Julien Artoisenet, un autre producteur de fromage frais à base de lait cru a vécu la même histoire. Nous avions relaté à l’époque sa mésaventure. " On a fait l’expérience l’année dernière. On a eu un contrôle de l’Afsca qui était positif. On était à moins de 10 unités (ndlr : UFC/g) et notre pH était à 4,7. On a fait deux fois des tests. On nous a demandés de tout jeté. On en a eu pour 6000 euros de frais. C’était un gros coup dur l’année dernière. "
Aujourd’hui, avec cet assouplissement de la norme, ce producteur ne devrait plus jeter sa production avec un taux si bas de listéria.
Un bon début
Julien Artoisenet se réjouit donc de cette avancée. " Nous, producteurs, on trouve ça bien, mais on trouve que ça ne devrait être qu’un début. Si, comme le dit le ministre Ducarme, l’Afsca n’est pas là que pour sanctionner mais aussi pour soutenir et accompagner les petits producteurs, alors qu’ils continuent, sur la même lancée, ce n’est pas avec une étude qu’ils vont résoudre tous les problèmes. "

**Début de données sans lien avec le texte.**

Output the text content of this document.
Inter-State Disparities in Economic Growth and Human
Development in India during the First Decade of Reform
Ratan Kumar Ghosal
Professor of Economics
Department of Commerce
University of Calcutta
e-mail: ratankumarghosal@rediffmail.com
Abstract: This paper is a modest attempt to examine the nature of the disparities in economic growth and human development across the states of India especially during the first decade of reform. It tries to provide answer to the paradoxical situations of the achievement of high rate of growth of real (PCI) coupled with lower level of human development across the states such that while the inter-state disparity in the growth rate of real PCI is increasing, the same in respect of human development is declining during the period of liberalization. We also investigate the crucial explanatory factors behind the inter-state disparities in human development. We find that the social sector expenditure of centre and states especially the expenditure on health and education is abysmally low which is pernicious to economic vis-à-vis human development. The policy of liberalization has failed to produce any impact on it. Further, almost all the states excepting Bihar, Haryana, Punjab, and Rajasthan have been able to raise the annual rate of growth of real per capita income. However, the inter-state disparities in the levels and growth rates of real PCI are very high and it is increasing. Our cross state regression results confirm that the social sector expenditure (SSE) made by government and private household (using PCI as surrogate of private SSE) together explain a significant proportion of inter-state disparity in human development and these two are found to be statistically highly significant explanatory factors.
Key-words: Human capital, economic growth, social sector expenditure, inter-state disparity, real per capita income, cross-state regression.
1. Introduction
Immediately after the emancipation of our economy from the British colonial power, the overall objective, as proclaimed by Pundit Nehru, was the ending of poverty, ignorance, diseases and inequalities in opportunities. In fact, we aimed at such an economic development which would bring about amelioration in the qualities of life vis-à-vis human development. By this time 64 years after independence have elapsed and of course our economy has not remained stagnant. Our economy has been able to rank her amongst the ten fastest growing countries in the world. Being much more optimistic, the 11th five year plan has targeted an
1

Pour les fromagers qui travaillent avec le lait cru, comme Julien, il y aurait d’autres dossiers (comme la fièvre Q) qui mériteraient des mises à jour et de nouveaux avis scientifiques.
Il y aurait encore des aberrations à corriger. Du gaspillage de production, d’argent et d’énergie pourrait encore, selon certains producteurs, être évité à l’avenir.